When it’s not magical

One of my favourite technology quote is attributed to Arthur C. Clarke

Any sufficiently advanced technology is indistinguishable from magic.

When things go well, it really does seem like that at times. I just finished the This Week in Ontario Edublogs show on voicEd Radio. It’s a leap of faith that happens every Wednesday morning. I sit at my desk, talking into a microphone, listen to Stephen Hurley and we chat about five wonderful blog posts from Ontario Educators.

We have faith that there might be people listening to us live on air or, if they aren’t available, the show is available as a podcast later in the day to be downloaded and listened that way.

It really is faith when you think about it. I just have faith that it works; I have faith that Stephen is able to make things happen in the background; I have faith that my technology will work; I have faith that my internet access and his will provide continuous strong connections. I do hedge my bets by having the blog posts that inspire out conversations open in separate tabs and our collaborative document open.

We typically log into the conversation room 15 minutes in advance of the show for a sound check and a quick chat. When the clock hits 8:45, we go live.

Live is something that Stephen suggested we do when we put the show together. Unlike a podcast recording that can be done offline and edited before it’s available to others, we are open with our comments and ever slip of the tongue is caught. It makes for a blooper connection like the time I was singing/humming along to a Strawbs song.

Yesterday, this happened…

As it turns out, the ball had been dropped somewhere along the line! I was sitting there, still talking, but as Peter notes “until Doug left!”

The reality is that I hadn’t left; I was just talking to myself. I happened to glance over at the Zencastr display and noticed that Stephen had flat lined and I continued to talk. As every high school teacher will have heard a million times from students…

I didn’t do nothing”

Remotely, Stephen then kicked me out of the room and I had to log back in and the conversation continued and we finished the show. Apparently, Stephen will be able to edit the two pieces together for those that download and listen to it later. It will be on the voicEd Radio websitel here. https://voiced.ca/project/this-week-in-ontario-edublogs/

The magic failed us.

My apologies to Amy Bowker whose blog we were talking about at the time.

3 thoughts on “When it’s not magical

  1. Good morning, Doug!

    What you experienced is simply the miracle of live radio, and that’s what makes it so much more exciting than a recorded podcast.

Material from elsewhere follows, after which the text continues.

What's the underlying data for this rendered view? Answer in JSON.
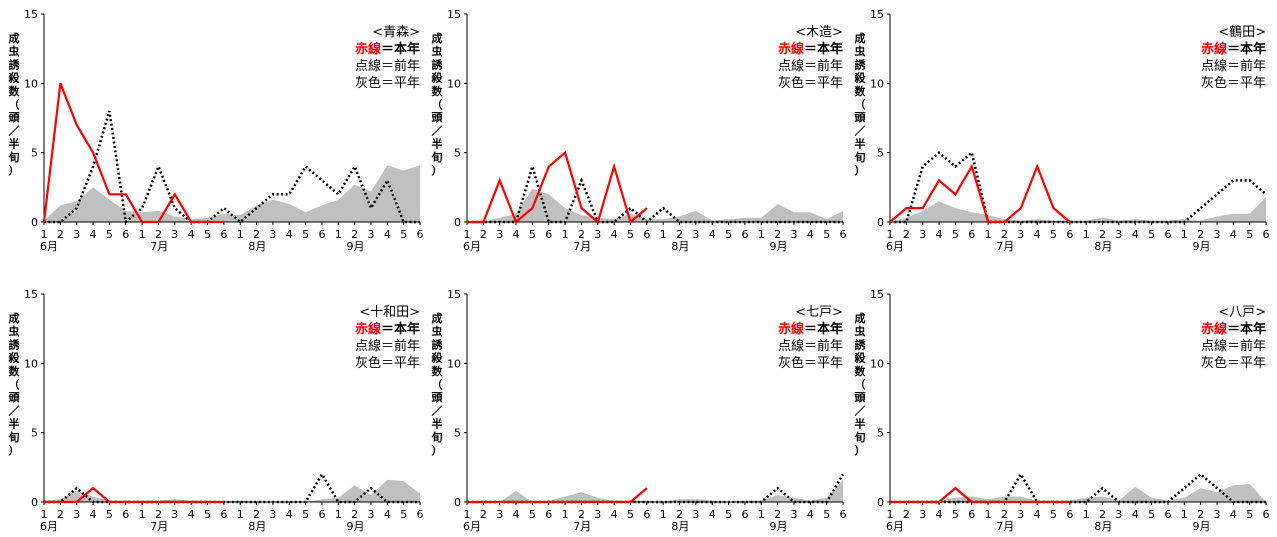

I remember in the early days listening to education podcasts and being quite disinterested because they were over-produced and scripted. When #ds106radio came along, the excitement of “live” brought a new energy – turning the live broadcast into something recorded and available later was always possible, but the fact that it was generated live was what made it work. The performance that you give in a “one take” situation is very different from what you do when things can be re-recorded and edited and all polished up. Plus, when you’re doing a broadcast live, you have the opportunity to engage with the audience in real time – – anything that is pre-recorded and then replayed subsequently loses that opportunity for connection and enter play with the audience. Broadcasting live made all the difference for my students when we were doing #105theHive — Connecting with other educators and having their students listen in gave us a real, immediate audience — toss in some tweets from that audience and suddenly the local performers are amazed.

    In the #ds106radio community, there is an expression — “futzing“ — which refers to going on the radio live and trying things out and finding out what works, and learning from your mistakes, and it’s all expected and accepted in the community as part of what everyone does as they learn and share within that space.

    Stephen runs a really tight radio ship, but as you’ve indicated, there are multiple variables at play, and despite the best preparation and best intentions, all it takes is one of those things to act up, and you can have an interruption. It doesn’t happen to Stephen often, and it doesn’t happen to the CBC often, either – – but it does happen to the CBC, and that’s OK. The same goes for you guys.